6. Gelet op het voorgaande is het College van oordeel dat met het nieuw genomen besluit van 17 januari 2018 het in de tussenuitspraak geconstateerde gebrek niet volledig is hersteld. Verweerder dient alsnog een nieuw (vervolg)besluit te nemen op grond van artikel 2.42, tweede lid, van de Regeling handel, waarbij gekozen dient te tussen de onder a dan wel c tot en met e genoemde mogelijkheden, zoals aangegeven in de overwegingen 7 en 8.2 van de tussenuitspraak van 14 november 2017. Indien dat niet leidt tot een besluit waarbij de vogels worden teruggegeven aan appellant, dient verweerder nadrukkelijk te motiveren waarom hij meent dat artikel 2.42, tweede lid, onder a, van de Regeling handel hiervoor geen grondslag biedt. In dat geval moet het ervoor worden gehouden dat slechts de mogelijkheden van artikel 2.42, tweede lid, onder c tot en met e resteren. Verweerder heeft immers, in plaats van het bestreden besluit alsnog van een deugdelijke motivering te voorzien, waartoe het College gelegenheid had geboden bij de tussenuitspraak, dit besluit ingetrokken en het primaire besluit herroepen. Daarmee heeft verweerder impliciet te kennen gegeven dat deze besluiten niet van een draagkrachtige motivering voorzien kunnen worden, zodat slechts de keuze uit één van de mogelijkheden van artikel 2.42, tweede lid, onder a dan wel c tot en met e, van de Regeling handel overblijft.

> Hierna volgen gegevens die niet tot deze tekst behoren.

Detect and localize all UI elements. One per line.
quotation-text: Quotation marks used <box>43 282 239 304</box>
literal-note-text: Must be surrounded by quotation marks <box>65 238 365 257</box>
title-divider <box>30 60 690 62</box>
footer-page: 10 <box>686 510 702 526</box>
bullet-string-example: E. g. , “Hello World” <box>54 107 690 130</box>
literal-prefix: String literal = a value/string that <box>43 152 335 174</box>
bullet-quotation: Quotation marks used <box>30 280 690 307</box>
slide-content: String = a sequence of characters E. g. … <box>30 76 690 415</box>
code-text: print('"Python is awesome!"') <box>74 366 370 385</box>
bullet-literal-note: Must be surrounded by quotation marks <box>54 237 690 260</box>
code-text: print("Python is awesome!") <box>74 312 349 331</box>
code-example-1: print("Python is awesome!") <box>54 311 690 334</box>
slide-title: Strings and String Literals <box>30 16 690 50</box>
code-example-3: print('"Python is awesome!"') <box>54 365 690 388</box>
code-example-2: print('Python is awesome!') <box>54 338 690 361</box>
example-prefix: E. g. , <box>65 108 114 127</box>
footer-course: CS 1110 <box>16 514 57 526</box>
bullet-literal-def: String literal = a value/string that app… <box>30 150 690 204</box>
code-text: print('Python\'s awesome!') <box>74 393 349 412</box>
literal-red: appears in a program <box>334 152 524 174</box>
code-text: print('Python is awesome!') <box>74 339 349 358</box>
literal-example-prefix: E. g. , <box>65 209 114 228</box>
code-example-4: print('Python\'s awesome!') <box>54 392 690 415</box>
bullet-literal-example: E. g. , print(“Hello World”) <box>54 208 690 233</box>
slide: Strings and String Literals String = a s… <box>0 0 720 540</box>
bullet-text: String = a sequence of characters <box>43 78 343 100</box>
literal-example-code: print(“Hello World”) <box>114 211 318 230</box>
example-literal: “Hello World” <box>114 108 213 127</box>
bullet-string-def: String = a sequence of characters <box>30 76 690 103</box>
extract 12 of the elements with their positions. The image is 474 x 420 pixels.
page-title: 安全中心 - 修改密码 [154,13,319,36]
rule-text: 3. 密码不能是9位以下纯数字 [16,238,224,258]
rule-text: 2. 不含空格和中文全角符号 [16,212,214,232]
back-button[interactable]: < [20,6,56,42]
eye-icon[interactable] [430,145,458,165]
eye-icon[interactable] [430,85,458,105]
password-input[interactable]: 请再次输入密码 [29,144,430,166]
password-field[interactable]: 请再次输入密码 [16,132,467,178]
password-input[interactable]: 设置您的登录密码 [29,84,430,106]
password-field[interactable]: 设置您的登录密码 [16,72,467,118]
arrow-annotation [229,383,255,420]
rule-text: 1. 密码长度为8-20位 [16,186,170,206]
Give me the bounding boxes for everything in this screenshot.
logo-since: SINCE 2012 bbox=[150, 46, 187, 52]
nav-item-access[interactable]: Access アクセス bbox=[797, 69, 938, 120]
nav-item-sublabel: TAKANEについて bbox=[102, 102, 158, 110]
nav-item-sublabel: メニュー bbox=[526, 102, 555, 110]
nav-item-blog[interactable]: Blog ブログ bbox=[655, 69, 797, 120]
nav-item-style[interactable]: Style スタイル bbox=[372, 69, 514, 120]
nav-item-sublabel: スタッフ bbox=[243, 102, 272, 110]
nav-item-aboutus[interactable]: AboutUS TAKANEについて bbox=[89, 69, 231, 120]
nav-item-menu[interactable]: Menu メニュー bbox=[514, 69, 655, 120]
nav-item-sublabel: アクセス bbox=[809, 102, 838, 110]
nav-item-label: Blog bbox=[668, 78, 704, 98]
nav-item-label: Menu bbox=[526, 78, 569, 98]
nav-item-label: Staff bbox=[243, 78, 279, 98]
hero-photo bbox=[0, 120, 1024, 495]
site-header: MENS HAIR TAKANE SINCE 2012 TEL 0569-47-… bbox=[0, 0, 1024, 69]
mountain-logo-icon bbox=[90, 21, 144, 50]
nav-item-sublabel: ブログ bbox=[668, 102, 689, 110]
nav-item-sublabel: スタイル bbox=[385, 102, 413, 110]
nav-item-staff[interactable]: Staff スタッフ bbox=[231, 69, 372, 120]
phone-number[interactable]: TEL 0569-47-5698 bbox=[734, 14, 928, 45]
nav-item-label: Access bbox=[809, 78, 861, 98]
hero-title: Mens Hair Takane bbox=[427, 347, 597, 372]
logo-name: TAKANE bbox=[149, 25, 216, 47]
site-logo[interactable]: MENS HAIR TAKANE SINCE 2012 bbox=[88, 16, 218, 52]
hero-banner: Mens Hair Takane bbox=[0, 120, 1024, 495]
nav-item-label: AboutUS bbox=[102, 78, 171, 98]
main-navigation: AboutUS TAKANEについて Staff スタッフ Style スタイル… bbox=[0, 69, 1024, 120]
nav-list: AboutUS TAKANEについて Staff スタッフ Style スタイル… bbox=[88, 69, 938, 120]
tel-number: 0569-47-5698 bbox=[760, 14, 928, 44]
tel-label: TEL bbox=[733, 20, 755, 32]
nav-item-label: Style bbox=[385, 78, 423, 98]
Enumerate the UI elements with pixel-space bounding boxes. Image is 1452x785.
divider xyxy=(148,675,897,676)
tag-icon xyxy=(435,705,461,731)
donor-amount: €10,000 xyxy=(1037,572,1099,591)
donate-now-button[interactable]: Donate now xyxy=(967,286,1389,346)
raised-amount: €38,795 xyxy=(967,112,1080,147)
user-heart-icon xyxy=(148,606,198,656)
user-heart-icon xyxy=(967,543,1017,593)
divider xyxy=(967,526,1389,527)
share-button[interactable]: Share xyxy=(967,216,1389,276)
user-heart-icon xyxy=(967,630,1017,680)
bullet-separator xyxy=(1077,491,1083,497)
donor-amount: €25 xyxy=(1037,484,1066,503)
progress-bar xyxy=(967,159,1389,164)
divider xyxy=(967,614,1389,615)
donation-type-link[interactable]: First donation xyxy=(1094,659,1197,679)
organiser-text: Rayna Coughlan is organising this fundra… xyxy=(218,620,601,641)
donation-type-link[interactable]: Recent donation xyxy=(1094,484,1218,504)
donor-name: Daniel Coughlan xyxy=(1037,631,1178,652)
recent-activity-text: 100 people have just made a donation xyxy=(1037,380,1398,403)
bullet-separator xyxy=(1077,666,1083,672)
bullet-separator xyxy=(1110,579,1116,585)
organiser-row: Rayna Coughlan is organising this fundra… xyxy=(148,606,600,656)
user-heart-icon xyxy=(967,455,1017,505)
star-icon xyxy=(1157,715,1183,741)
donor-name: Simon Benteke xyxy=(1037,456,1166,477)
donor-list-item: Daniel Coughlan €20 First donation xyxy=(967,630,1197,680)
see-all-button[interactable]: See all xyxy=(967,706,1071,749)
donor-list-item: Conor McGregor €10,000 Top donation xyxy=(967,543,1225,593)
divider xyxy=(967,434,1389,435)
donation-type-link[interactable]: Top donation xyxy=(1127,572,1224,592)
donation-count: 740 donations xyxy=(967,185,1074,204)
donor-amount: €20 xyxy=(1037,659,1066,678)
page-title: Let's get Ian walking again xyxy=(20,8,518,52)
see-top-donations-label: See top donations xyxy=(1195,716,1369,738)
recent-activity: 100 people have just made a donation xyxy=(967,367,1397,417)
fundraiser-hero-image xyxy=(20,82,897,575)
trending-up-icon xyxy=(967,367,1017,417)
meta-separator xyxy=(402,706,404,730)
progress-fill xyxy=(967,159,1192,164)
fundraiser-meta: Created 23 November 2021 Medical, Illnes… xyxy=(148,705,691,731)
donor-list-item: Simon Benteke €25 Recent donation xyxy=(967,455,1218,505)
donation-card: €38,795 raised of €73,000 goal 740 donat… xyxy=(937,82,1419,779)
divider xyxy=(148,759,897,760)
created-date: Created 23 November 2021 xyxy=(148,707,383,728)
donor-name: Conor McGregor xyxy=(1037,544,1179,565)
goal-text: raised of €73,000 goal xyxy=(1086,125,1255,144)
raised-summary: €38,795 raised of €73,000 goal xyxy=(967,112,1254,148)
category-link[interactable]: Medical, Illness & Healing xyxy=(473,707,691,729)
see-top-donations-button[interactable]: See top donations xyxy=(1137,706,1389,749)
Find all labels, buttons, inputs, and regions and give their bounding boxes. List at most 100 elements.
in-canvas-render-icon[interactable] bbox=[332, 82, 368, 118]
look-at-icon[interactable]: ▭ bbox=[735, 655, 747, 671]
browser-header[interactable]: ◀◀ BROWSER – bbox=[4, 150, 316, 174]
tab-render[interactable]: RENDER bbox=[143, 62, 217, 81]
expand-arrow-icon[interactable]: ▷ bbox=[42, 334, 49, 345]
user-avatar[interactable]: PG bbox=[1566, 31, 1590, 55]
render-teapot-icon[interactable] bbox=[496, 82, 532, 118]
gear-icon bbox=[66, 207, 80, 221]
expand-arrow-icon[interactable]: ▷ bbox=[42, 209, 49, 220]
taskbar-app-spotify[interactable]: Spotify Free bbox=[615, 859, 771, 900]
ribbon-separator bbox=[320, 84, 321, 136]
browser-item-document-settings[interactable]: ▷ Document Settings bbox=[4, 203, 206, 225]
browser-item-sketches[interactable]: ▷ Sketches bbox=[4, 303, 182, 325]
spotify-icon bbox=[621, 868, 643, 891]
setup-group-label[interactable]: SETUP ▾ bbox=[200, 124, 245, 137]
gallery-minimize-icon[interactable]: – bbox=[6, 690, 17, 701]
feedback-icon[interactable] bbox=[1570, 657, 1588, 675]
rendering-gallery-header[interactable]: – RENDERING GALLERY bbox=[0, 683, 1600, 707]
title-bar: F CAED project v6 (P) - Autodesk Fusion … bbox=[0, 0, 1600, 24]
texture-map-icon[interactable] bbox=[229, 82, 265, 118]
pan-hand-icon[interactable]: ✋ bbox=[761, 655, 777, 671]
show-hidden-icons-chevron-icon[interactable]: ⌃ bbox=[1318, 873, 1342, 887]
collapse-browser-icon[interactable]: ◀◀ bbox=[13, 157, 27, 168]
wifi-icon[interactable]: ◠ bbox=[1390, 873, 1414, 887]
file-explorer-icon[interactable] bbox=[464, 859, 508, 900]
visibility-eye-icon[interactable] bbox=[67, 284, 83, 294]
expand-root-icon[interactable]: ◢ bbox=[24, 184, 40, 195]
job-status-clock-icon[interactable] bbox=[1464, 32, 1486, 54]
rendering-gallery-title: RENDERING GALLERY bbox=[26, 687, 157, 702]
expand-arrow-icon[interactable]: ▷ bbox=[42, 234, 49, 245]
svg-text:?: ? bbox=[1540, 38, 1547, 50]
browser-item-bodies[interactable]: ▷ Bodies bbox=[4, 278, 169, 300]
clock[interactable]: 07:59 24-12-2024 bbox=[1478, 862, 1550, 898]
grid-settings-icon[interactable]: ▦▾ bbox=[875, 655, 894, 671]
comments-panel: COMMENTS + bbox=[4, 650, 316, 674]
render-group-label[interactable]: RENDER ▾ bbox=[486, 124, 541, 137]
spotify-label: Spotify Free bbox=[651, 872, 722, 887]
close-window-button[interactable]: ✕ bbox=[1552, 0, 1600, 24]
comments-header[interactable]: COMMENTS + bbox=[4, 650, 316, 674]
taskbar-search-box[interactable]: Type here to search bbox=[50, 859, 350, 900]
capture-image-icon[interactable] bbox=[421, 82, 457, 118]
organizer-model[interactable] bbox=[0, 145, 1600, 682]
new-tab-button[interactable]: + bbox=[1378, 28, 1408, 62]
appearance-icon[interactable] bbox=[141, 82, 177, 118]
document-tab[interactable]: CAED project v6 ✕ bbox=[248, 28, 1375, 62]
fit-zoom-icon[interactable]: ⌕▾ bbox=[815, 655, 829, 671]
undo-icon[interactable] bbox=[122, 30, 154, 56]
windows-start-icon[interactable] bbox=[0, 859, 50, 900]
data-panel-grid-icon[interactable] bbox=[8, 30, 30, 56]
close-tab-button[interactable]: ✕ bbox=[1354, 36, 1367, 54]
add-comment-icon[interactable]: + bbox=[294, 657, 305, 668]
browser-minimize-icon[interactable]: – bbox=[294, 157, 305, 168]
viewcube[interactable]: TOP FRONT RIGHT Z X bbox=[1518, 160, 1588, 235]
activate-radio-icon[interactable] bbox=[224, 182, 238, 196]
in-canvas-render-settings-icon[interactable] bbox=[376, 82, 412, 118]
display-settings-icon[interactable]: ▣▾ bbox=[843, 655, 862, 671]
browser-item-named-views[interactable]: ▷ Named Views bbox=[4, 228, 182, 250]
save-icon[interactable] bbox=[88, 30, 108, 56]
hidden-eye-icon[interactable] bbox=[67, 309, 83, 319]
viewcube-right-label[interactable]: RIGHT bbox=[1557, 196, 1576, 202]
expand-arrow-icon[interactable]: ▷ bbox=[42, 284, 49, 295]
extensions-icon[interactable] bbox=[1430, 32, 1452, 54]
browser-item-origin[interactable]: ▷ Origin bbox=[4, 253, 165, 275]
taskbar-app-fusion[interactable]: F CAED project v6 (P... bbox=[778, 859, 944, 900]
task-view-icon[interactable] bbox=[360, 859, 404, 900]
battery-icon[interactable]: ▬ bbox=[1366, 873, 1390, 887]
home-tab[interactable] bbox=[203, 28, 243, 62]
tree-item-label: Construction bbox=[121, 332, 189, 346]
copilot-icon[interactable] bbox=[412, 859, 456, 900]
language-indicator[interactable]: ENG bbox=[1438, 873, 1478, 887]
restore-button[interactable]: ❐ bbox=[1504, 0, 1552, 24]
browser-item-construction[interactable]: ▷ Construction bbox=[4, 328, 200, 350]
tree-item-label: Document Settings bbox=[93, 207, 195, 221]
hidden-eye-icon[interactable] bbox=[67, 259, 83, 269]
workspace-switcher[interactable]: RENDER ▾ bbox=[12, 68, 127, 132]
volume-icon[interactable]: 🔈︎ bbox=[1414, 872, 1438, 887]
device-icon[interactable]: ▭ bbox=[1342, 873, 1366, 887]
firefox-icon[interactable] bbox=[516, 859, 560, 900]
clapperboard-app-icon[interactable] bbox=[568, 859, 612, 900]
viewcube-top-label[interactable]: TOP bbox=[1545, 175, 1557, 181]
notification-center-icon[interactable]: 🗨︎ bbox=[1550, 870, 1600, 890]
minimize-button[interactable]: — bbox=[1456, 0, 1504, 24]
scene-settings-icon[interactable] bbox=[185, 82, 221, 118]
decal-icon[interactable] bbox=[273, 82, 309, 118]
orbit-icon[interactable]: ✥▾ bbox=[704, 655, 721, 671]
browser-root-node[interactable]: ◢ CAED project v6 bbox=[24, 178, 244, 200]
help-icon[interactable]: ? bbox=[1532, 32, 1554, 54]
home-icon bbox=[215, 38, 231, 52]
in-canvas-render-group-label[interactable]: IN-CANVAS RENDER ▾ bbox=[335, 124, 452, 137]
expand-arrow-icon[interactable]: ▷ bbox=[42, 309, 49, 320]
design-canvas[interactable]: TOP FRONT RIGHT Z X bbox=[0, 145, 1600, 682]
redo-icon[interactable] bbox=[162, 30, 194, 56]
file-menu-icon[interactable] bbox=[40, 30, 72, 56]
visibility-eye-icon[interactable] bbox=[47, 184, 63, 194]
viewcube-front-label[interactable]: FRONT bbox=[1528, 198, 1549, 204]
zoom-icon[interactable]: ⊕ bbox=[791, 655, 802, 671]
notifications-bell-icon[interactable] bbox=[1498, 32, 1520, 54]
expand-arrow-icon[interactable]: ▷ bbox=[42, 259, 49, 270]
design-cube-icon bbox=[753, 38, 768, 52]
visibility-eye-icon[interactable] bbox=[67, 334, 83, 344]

7. Het College stelt hiervoor een termijn van vier weken na de dag van verzending van deze uitspraak. Het College wijst verweerder er thans reeds op dat deze termijn niet zal worden verlengd. Het College zal iedere verdere beslissing aanhouden tot de einduitspraak op het beroep.

Beslissing

Het College:
  • draagt verweerder op om binnen vier weken na verzending van deze uitspraak het gesignaleerde gebrek in de besluitvorming te herstellen op de wijze zoals in deze uitspraak aangegeven;
  • houdt iedere verdere beslissing aan.
Deze uitspraak is gedaan door mr. J.L. Verbeek in aanwezigheid van mr. A. El Markai, griffier. De beslissing is in het openbaar uitgesproken op 5 juni 2018.